No ciclo de Tóquio, os brasileiros disputaram, em março de 2020, a repescagem mundial em Vancouver (Canadá). O torneio reuniu sete equipes, em sistema de pontos corridos, no qual os quatro primeiros avançaram às semifinais e os dois finalistas se classificaram para os Jogos. A seleção, porém, não resistiu a suíços, alemães, canadenses, franceses, colombianos e suecos.
“São dois ciclos bem diferentes [Tóquio e Paris]. Implementamos uma nova preparação, focando, também, na parte tática dos adversários e implementando novas tecnologias que o CT Paralímpico vem oferecendo. Acho que temos feito um trabalho melhor, mais amplo, com profissionais de mais áreas e um pensamento de longo prazo. Isso tem feito diferença para os resultados e a preparação psicológica serem melhores, com mais confiança”, analisou Guilherme, que sofreu uma lesão medular em 2007 após um acidente de carro e defende a seleção de rugby em cadeira de rodas há 13 anos.
“Temos atletas muito bons funcionalmente, mas em uma leitura bem profissional, éramos meio previsíveis taticamente.
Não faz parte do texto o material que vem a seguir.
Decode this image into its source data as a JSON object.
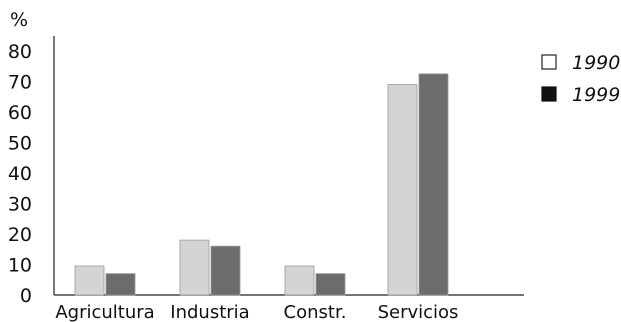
{
  "chart_data": {
    "type": "bar",
    "unit_label": "%",
    "categories": [
      "Agricultura",
      "Industria",
      "Constr.",
      "Servicios"
    ],
    "series": [
      {
        "name": "1990",
        "values": [
          9.5,
          18,
          9.5,
          69
        ],
        "color": "#d4d4d4"
      },
      {
        "name": "1999",
        "values": [
          7,
          16,
          7,
          72.5
        ],
        "color": "#6c6c6c"
      }
    ],
    "yticks": [
      0,
      10,
      20,
      30,
      40,
      50,
      60,
      70,
      80
    ],
    "ylim": [
      0,
      85
    ],
    "grid": false,
    "legend_position": "top-right"
  }
}
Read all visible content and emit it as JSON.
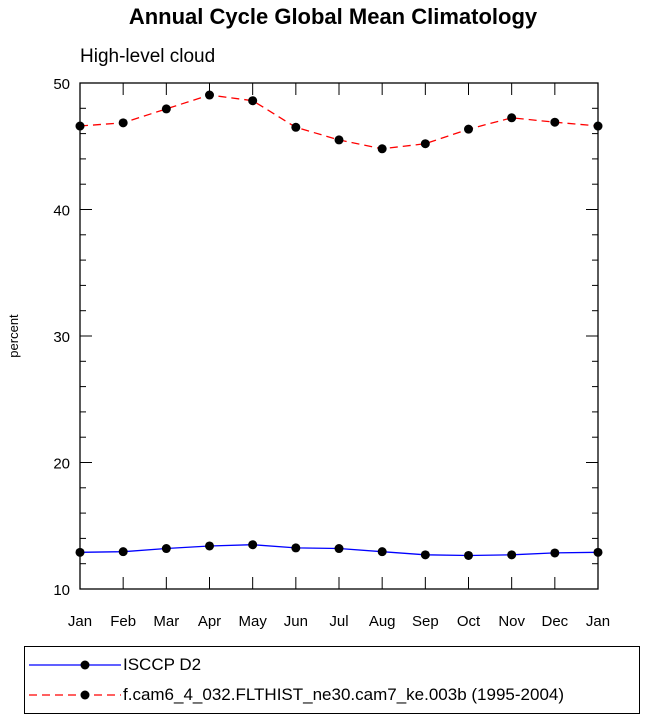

Começamos com um número um pouco maior de variações táticas e procuramos capacitar os atletas para construirmos um outro line [formação] e termos alternativa à velocidade excessiva que os times de fora têm. Fazemos o scout [análise estatística] de todos os treinos e jogos, chegarmos a um nível de detalhe numérico e visual. O Brian [Muniz, ex-jogador da seleção norte-americana e técnico do Brasil entre 2009 e 2010] e o Tomasz [Bidus, ex-capitão da Polônia], nossos auxiliares, são muito bons nessa parte pedagógica e nosso modelo cresce. Acho que o bronze [na Copa América] deu uma segurança maior para fazermos o trabalho”, concluiu o técnico.
A modalidade
O rugby em cadeira de rodas é praticado por homens e mulheres, sem divisão por gênero, com tetraplegia ou grau elevado de comprometimento físico-motor. Os competidores são divididos em sete classes, que vão de 0,5 ao 3,5, variando a cada meio ponto. Quanto menor o número da categoria, maior a deficiência. A soma das classes dos atletas em quadra (quatro por time) não pode passar de oito.
O jogo tem quatro períodos de oito minutos e ocorre em uma quadra com dimensões de basquete (15 metros de largura por 28 metros de comprimento). Para pontuarem, os atletas devem ultrapassar a linha do gol rival com as duas rodas da cadeira e a bola (que é semelhante à do voleibol) em mãos.